[Feature] Add securityContext to de default deployment from the operator.

[BobVanB]

Describe the solution you'd like
We use common policies in our cluster, like:

• capabilities.drop: ALL
• runAsNonRoot: false
• resourceLimits: must exists
• allowPrivilegeEscalation: false

This feature request is for adding default securityContext to the deployment that the operator makes or add a parameter in the values.yaml that will add a securityContext.

securityContext:
  capabilities:
    drop:
    - ALL

For the helm deployment we also add allowPrivilegeEscalation

securityContext:
  allowPrivilegeEscalation: false
  capabilities:
    drop:
    - ALL

It would be nice if the containers started with the operator are least priviliged possible, to minimize the attack surface of a container.
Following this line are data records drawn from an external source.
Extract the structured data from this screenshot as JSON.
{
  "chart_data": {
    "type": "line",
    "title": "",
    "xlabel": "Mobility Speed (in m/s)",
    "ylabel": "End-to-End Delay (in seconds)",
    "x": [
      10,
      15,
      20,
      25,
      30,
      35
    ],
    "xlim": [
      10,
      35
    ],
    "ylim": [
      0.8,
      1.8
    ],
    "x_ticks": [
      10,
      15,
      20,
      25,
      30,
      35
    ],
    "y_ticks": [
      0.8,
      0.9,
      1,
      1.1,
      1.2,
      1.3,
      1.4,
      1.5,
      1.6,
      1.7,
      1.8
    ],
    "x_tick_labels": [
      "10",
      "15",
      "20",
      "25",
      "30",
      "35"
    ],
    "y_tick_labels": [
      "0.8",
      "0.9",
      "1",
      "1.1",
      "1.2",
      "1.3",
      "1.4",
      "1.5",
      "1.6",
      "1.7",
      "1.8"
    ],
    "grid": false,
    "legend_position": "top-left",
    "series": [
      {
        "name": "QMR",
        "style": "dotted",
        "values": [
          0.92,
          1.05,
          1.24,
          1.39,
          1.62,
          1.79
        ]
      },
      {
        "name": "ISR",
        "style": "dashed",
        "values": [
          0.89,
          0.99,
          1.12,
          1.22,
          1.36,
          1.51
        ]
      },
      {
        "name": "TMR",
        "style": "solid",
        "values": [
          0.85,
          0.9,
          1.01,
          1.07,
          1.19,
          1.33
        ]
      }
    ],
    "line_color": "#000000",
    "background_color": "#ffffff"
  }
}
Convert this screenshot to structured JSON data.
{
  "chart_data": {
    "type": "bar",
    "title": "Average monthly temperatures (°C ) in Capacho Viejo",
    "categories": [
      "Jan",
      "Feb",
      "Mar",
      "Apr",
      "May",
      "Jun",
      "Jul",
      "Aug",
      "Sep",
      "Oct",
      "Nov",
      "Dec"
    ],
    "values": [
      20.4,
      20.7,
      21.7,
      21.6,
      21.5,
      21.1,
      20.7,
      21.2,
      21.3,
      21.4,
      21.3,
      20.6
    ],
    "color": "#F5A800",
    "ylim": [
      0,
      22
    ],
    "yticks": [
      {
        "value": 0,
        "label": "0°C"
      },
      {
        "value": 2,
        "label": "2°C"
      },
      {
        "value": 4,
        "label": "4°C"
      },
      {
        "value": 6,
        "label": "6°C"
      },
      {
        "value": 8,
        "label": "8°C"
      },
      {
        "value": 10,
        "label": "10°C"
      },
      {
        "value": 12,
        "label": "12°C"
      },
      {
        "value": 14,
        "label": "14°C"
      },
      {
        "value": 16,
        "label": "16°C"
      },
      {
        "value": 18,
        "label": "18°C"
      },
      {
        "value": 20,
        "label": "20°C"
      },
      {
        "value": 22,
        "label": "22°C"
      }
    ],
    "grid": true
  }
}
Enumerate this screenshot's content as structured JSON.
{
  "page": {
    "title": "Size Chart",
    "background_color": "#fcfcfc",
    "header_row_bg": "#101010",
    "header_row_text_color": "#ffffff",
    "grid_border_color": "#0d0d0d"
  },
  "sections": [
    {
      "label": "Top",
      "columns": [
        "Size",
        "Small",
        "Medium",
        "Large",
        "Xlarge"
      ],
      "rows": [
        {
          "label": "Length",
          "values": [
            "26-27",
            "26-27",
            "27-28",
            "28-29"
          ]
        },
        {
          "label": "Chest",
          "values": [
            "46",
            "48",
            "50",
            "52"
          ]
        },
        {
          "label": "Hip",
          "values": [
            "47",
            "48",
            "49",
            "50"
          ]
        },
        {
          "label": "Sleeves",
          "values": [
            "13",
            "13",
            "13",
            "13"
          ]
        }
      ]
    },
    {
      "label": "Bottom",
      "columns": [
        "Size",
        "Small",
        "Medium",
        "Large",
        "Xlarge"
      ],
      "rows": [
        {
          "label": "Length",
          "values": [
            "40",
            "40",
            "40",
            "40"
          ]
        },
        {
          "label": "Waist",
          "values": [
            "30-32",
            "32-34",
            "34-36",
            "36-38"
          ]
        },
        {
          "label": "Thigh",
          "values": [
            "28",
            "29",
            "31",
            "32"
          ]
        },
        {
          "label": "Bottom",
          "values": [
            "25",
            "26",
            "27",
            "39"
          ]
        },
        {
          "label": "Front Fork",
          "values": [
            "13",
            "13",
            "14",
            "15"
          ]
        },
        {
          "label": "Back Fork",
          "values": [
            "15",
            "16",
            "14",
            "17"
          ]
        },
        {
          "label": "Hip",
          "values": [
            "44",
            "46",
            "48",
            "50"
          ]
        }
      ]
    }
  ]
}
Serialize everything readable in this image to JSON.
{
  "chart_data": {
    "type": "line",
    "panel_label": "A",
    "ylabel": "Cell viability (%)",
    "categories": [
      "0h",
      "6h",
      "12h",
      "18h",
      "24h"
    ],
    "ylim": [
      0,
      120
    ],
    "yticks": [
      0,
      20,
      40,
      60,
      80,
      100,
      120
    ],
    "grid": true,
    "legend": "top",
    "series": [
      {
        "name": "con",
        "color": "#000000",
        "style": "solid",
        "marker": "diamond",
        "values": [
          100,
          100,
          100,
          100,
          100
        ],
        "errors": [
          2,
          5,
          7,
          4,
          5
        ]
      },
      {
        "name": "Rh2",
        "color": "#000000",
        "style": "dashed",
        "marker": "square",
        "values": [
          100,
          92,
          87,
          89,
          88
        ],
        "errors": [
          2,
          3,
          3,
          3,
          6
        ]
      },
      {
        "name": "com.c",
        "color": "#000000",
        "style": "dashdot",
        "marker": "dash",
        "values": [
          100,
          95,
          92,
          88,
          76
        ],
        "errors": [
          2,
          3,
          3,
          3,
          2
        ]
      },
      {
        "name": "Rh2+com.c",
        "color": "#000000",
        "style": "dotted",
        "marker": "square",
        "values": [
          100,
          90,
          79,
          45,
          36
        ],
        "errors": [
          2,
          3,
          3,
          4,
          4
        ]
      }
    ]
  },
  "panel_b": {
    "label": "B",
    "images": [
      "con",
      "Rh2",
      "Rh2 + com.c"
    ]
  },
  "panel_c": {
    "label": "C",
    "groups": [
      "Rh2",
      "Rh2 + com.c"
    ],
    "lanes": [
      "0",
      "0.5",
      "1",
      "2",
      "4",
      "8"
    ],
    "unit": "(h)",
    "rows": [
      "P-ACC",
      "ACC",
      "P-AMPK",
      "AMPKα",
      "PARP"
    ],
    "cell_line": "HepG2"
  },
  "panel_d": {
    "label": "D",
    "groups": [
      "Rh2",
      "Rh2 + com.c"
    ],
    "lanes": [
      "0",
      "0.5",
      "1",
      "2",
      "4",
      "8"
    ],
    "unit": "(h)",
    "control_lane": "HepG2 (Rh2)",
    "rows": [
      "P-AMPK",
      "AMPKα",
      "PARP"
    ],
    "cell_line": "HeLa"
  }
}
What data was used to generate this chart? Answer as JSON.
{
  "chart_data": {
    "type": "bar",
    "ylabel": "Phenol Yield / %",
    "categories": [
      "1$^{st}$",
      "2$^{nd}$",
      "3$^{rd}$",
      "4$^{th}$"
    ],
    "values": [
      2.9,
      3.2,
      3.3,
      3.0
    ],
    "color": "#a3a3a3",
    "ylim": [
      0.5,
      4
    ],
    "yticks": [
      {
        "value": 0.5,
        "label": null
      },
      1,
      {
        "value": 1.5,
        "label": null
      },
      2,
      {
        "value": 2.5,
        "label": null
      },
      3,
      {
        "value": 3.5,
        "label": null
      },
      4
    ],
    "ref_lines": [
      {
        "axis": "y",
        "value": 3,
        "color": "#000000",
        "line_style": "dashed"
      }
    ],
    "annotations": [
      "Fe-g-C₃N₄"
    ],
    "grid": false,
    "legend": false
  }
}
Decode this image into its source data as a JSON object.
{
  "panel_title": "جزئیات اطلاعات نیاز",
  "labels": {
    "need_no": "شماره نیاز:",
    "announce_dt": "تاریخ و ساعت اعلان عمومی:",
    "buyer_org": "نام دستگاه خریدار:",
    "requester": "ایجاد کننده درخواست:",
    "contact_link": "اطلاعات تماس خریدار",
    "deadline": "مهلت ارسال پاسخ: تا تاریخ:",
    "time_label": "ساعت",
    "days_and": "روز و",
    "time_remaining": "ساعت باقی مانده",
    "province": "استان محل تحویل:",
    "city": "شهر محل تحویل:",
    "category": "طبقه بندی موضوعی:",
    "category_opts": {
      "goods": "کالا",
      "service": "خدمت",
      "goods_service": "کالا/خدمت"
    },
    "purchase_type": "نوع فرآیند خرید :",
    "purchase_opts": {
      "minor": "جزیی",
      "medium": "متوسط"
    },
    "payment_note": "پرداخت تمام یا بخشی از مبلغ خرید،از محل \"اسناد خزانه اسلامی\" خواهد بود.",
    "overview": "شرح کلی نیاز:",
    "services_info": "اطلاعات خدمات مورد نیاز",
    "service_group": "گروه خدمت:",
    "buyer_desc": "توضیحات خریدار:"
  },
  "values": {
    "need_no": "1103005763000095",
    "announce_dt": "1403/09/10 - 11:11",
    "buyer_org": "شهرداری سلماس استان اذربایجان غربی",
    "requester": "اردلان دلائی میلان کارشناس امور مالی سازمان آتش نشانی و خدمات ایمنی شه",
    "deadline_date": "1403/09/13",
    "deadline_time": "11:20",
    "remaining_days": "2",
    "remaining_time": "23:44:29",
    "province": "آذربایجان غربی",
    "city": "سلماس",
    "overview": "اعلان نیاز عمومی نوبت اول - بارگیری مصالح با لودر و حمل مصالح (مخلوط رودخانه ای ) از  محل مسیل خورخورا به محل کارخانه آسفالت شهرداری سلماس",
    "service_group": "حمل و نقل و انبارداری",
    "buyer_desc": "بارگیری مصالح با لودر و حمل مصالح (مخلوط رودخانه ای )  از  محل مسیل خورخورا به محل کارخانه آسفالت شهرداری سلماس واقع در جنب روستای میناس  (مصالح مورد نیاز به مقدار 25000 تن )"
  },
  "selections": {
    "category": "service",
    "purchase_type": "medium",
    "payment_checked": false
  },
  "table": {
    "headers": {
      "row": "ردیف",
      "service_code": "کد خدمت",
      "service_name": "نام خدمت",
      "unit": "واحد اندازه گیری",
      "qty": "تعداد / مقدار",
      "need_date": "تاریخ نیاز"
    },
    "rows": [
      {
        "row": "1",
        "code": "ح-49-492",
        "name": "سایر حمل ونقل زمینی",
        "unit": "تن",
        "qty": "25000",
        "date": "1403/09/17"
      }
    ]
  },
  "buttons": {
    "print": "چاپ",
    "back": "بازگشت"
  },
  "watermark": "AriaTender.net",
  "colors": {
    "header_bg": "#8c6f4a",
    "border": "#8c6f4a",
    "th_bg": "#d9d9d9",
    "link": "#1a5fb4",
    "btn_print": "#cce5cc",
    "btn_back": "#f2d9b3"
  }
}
Describe alternatives you've considered

tridentctl
Currently we use tridentctl to deploy. But where not happy with the way of upgrading.
We have kustomize patch files for this.

Additional context

---
apiVersion: apps/v1
kind: DaemonSet
metadata:
  name: trident-csi
spec:
  template:
    spec:
      containers:
      - name: trident-main
        securityContext:
          capabilities: {drop: ["ALL"]}
      - name: driver-registrar
        securityContext:
          capabilities: {drop: ["ALL"]}

---
apiVersion: apps/v1
kind: Deployment
metadata:
  name: trident-csi
spec:
  template:
    spec:
      containers:
      - name: trident-main
        securityContext:
          capabilities: {drop: ["ALL"]}
      - name: trident-autosupport
        securityContext:
          capabilities: {drop: ["ALL"]}
      - name: csi-provisioner
        securityContext:
          capabilities: {drop: ["ALL"]}
      - name: csi-attacher
        securityContext:
          capabilities: {drop: ["ALL"]}
      - name: csi-resizer
        securityContext:
          capabilities: {drop: ["ALL"]}
      - name: csi-snapshotter
        securityContext:
          capabilities: {drop: ["ALL"]}

[gnarl]

Hi @BobVanB,

We've done some testing in this area and are going to be updating our documentation regarding the required security settings in the near future.

The trident-main container in the daemonset Pod in particular needs to run as a privileged container within the Pod to access the needed binaries on the K8S worker node. We believe that in Kubernetes that allowPrivilegeEscalation is ignored in a privileged container. Also, a privileged container likely ignores the following:

- name: trident-main
        securityContext:
          capabilities: {drop: ["ALL"]}

[gnarl]

Hi @BobVanB,

We've updated our documentation with details on permissions needed by Trident. These permissions were recently reviewed and reflect the least privileges possible for the Trident 22.07 release.